Kısa bir süre önce de Barolar ve Barolar Birliğine
yönelik içi boşaltılmış, idareye bağımlı, etkinliği yok edilmek istenen kamusal
nitelikteki meslek örgütü operasyonu tamamlanırken, karşılaşılan hukuk dışı yasaklar,
keyfi ve tek taraflı yaklaşımlar ile dikensiz bir gül bahçesi yaratılmak
istendiği ortaya konulmuştu.
Yerel yönetimler üzerinde merkezi yönetim vesayetinin
artırılması ve yetki devirlerine ilişkin düzenlemeleri ise siyasi iradenin
yiyicilik ve talan konusunda da sınır tanımaz bir tutum sergilediğini ortaya
koyuyordu.
Bu süreçte yerli ve milli, Türk İslam söylemi ile devam
edilen bu yolda, devletin derin odakları ile işbirliği içinde, toplumun her nefesinin kontrol edileceğinin,
geçmişten bugüne taşınan en ilkel, en keyfi ve en zalimane söz ve
davranışlardan vazgeçilemeyeceğinin pratiklerini hemen her gün yaşamaktayız.

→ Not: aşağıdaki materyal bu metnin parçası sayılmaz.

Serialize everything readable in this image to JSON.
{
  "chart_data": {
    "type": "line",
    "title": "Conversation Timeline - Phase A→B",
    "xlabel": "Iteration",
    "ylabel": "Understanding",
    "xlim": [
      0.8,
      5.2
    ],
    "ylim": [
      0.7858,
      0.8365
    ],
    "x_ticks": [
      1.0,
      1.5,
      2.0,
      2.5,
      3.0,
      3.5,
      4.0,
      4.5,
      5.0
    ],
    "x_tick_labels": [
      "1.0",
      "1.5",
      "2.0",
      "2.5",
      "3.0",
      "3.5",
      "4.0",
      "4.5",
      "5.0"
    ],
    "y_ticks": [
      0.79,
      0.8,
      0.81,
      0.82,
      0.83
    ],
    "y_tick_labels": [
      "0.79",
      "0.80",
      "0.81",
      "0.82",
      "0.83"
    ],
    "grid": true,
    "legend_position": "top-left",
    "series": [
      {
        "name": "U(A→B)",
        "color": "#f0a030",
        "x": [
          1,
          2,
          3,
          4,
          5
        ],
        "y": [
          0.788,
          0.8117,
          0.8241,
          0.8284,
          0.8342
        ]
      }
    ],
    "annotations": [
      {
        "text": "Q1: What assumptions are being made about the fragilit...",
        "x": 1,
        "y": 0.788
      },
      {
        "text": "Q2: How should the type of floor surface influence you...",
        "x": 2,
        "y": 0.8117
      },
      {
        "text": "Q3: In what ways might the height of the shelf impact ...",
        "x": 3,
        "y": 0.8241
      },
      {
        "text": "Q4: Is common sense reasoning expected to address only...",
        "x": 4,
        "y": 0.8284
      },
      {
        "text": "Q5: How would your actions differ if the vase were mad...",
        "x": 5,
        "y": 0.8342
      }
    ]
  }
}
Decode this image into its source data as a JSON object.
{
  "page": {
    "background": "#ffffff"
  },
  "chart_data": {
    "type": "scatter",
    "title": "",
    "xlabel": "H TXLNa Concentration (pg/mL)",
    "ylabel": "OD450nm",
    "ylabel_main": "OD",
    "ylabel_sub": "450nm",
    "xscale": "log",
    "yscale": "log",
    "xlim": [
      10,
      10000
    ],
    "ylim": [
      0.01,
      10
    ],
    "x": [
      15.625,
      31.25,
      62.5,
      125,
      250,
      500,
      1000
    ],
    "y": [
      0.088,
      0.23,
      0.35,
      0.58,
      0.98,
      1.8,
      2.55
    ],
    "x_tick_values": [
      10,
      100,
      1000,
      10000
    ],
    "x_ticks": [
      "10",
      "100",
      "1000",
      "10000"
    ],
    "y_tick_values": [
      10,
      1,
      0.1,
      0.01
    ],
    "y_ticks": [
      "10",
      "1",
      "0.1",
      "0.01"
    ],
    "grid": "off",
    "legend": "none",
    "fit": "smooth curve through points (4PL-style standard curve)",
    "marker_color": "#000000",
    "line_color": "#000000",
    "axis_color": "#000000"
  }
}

Çocuk istismarcılığının, gençlere kadınlara yönelik tahammülsüzlüğün
ve cinsiyetçiliğin her türlü kötülük halleri dört bir yanımızda kol geziyor.
Paraya çevrilebilir her şey alabildiğine piyasalaştırılırken,
insanın, emeğin, kamusal yarar kavramının olabildiğince değersizleştirildiği koşullarda yaşamaya
zorlandığımız hepimizin malumu.
Siyasi rakip diyerek
7 öğrencinin hunharca katlinde rol alan bir katilin bu günlerde
ekranlarda misafir edilmesi boşuna olmasa gerek.
Kimlerin
kollanıp
korunduğu, teşvik ve ödüllendirilenlerin kimler olduğunun daha yakından
tanınmasının istenmesi siyasi iradenin geldiği aşamayı ortaya koymaktadır.
Yasak, şiddet ve dayatmalar bütün hızıyla devam ediyor. Öte
yandan aynı hızda pompalanan savaş, kılıç ve tahakküm kültürü ile her koşulda
toplumdan iktidara biat edilmesi isteniliyor.
Siyasi iradenin kin ve nefret söylemlerine eklediği ihanet nutukları ise
son kozlarını oynadıklarını işaret ediyor.
Hemen bütün yaşam alanlarımızı muhaliflerini engellemek, onlara
üstünlük sağlamak ve bu alanları kendileri
için zenginleşme aracı haline getirmek isteyen siyasi iradenin toplumsal yaşama
kazandıracağı bir fayda kalmamıştır.
Tarihin tekerleğini geriye döndürme iddiasıyla iktidarda
kalmak mümkün değildir. Bu yolla
toplumsal ve evrensel olandan yana hak ve özgürlükleri uzun süre
çiğnemek de mümkün değildir.
Hiç kuşku duyulmamalıdır ki toplumun
eşitlikçi özgürlükçü demokratik yaşamından
yana olanların, emeğine, ekolojik yapıya, akla ve bilime, kamusal kaynaklarına
ve laikliğe sahip
çıkanların dayanışma
içinde ortaya koyacakları ortak irade ve ortak karşı duruş;
bu fütursuzluklara ve iktidar düşkünlüklerine en kısa sürede son vermeye
yetecektir.
Yeter ki iktidarın körüklediği böl ve yönet, ayrıştırma
ve dışlama politikalarına alet olmadan, takıntılarımızı bir kenara bırakarak cesaretle
ve omuz omuza tek adam cumhuriyetine karşı geçit vermeyeceğimizi ortaya
koyalım.
Böylesi bir gelişme toplumun tamamı için bayram havası
sağlamış olacaktır.
Ayrıcalıksız hepimizin kendi geleceğimiz üzerinde söz sahibi olmamız,
hakkıyla hukukuyla özgürce barış içinde bir arada yaşama umudumuzu hayata
geçirmemiz dileklerimle iyi bayramlar dilerim.